Der Bericht war kaum im Verkehrsausschuss vorgelegt, geschweige denn abgestimmt worden, da brach schon die Empörung über die „völlig inakzeptablen“ und „absurden“ Verbote los.
In dieser Woche soll die Debatte dort weitergehen. Doch nach der riesigen Aufregung über den Vorschlag der Grünen gilt der ohnehin bereits als erledigt. Die Mehrheit, vor der etwa deutsche CDU-Politiker weiterhin lautstark warnen, scheint nach Ansicht mehrerer dort vertretener Parlamentarier weiter entfernt denn je. Schließlich haben sich auch die Sozialdemokraten bereits klar dagegen positioniert. So hat etwa SPÖ-Fraktionschef Andreas Schieder ebenfalls von „diskriminierenden und nicht zielführenden“ Bestimmungen gesprochen.

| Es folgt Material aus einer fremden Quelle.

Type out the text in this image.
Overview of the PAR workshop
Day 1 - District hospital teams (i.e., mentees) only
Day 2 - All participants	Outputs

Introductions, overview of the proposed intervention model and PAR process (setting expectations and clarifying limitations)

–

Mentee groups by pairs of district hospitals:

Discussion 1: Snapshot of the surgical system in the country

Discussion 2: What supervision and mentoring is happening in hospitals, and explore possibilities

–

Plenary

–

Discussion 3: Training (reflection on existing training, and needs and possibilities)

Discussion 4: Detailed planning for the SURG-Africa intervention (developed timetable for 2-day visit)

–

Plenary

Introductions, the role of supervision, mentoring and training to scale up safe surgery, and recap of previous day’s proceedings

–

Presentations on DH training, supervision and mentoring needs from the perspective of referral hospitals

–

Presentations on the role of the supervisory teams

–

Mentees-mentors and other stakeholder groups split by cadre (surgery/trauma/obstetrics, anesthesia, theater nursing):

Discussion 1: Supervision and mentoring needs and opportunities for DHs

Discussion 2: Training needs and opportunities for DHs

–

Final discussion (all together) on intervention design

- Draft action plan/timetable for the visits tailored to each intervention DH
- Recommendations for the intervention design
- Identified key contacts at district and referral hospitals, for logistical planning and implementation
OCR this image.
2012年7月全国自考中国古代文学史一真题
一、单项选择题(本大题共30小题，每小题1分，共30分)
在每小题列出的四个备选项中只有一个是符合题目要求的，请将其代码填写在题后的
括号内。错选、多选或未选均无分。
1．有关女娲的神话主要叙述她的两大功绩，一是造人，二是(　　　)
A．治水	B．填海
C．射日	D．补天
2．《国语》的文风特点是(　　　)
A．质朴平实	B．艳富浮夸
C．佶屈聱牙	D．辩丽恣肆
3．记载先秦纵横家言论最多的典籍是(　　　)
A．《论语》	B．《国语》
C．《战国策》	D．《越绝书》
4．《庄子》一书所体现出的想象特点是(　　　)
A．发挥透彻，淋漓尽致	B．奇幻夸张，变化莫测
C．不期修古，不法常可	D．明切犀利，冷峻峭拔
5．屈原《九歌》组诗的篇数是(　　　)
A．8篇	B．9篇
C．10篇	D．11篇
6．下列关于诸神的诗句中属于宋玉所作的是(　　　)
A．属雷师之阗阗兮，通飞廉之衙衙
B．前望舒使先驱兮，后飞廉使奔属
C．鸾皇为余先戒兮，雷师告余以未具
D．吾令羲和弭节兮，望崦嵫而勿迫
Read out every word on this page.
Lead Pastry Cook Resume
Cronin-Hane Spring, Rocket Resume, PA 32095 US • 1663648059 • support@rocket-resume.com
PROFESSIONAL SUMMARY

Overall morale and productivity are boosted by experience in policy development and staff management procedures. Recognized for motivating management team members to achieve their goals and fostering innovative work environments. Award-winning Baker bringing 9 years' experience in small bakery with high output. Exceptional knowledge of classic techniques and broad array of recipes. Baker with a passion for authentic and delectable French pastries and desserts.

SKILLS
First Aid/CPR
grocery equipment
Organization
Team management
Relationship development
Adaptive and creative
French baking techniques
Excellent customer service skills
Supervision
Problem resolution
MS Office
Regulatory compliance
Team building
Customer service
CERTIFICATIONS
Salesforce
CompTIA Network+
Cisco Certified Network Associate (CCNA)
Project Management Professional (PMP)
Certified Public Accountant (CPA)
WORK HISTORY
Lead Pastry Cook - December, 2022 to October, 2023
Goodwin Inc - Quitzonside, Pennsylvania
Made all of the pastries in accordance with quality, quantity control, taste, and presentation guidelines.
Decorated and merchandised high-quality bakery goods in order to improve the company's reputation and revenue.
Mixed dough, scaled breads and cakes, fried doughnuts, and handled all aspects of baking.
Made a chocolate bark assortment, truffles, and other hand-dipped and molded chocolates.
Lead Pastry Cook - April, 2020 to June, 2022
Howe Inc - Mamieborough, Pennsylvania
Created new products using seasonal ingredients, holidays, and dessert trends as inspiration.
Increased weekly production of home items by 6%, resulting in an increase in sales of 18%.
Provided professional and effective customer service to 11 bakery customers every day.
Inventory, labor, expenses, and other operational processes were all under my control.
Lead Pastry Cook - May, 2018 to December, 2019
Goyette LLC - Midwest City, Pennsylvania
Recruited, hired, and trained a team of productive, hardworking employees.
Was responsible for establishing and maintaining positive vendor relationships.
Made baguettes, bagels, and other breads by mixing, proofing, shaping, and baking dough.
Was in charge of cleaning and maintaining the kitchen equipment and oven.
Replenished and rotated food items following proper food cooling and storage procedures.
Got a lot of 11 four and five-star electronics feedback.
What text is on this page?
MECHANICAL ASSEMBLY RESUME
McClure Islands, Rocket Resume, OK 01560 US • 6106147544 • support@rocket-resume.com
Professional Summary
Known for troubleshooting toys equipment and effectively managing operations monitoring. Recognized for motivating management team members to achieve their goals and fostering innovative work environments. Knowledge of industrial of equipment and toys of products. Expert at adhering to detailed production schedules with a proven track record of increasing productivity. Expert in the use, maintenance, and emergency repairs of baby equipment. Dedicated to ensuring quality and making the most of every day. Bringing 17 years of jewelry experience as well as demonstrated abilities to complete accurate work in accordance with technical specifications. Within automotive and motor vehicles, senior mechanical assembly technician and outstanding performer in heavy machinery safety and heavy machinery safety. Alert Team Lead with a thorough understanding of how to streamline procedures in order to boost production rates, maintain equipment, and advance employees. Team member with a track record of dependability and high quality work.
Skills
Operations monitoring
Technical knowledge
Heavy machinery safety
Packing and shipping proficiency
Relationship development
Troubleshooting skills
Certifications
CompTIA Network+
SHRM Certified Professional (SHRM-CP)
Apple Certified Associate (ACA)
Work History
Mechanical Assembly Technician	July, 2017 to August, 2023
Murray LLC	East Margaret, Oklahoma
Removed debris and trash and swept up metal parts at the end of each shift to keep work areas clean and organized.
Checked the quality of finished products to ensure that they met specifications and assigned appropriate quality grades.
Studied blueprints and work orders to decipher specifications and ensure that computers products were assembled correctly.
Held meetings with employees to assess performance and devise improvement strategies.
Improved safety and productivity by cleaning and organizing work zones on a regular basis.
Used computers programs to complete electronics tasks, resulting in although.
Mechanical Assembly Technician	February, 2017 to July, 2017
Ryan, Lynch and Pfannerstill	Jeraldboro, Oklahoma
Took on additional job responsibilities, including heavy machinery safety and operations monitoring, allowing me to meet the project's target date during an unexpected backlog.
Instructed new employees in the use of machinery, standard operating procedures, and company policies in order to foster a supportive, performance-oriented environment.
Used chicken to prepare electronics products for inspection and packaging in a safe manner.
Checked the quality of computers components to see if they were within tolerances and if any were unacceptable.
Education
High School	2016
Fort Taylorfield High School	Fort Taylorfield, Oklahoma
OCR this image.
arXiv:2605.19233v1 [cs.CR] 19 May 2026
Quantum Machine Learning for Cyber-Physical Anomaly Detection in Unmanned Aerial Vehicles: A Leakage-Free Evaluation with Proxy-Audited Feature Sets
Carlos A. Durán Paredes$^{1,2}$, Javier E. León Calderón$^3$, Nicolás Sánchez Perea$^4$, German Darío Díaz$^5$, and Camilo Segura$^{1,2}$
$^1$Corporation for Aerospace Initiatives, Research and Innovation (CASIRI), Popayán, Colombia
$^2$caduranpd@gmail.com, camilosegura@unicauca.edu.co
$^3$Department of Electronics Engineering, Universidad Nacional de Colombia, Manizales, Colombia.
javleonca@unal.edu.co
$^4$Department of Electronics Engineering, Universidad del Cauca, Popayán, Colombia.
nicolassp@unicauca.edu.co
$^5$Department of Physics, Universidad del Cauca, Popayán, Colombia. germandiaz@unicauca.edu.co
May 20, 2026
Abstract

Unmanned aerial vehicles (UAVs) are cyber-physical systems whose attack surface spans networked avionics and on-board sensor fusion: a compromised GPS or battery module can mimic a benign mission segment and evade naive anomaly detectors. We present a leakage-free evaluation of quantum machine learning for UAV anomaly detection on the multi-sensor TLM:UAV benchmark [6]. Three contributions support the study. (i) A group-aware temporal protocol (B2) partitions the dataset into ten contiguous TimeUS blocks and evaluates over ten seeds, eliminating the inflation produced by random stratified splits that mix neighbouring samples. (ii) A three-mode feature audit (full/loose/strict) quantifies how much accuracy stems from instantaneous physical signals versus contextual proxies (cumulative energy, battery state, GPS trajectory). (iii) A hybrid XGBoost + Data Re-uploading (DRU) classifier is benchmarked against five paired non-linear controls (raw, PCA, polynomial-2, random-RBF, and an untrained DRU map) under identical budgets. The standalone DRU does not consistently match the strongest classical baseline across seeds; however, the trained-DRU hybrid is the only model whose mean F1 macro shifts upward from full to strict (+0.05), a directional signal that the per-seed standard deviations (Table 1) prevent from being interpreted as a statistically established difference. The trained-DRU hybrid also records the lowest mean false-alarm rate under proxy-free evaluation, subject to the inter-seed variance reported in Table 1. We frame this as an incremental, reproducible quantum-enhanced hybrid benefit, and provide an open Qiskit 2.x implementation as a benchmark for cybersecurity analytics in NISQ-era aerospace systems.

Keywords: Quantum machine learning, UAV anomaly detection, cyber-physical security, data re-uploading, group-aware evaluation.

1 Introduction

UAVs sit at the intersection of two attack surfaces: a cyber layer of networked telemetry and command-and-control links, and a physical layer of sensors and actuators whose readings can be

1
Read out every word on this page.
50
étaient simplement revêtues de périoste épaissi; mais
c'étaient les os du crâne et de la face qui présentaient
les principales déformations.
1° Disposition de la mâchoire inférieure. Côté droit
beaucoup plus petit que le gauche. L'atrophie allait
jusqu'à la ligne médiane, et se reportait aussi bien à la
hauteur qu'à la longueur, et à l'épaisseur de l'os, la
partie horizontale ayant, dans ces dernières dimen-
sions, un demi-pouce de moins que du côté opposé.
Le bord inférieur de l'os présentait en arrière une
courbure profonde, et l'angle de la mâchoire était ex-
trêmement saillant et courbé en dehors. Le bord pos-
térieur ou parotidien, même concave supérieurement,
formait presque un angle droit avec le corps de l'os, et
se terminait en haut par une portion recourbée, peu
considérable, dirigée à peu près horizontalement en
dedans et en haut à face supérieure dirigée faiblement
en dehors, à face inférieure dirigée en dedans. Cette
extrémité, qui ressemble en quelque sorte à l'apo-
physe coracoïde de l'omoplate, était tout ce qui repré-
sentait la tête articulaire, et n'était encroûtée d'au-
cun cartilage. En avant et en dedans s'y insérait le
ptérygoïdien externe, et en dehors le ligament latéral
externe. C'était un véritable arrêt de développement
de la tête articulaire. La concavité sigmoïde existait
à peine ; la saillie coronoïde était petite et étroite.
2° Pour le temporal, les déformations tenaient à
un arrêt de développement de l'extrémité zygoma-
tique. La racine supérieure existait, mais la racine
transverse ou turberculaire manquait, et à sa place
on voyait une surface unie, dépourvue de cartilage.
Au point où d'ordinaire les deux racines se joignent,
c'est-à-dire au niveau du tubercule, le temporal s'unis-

Kein Spielraum für Parlament
Doch mit der Haltung der Verkehrsminister der Mitgliedsländer im EU-Rat ist der politische Spielraum des EU-Parlaments ohnehin beschränkt, zumindest was die möglichen Gesundheits-Checks betrifft. Schließlich kommt eine etwaige EU-weite, verpflichtende Regelung an den Mitgliedsländern nicht vorbei. Mit ihnen muss ein Kompromiss erzielt werden.
Regeln für junge Fahrer
Nach all der Aufregung werden die neuen Regeln rund um den Führerschein wohl eher junge als ältere Autofahrer betreffen. Für sie soll europaweit eine deutlich längere Führerschein-Probezeit gelten, in der sie ein absolutes Verbot von Alkohol am Steuer einhalten müssen. In Österreich aber, wo diese Probezeit schon jetzt drei Jahre beträgt dürfte es keine Änderungen geben. Auch der Führerschein ab 17, der dann EU-weit eingeführt werden soll, ist in Österreich längst Praxis. Die Sorge vieler Senioren um ihren Führerschein ist aber in jedem Fall passé.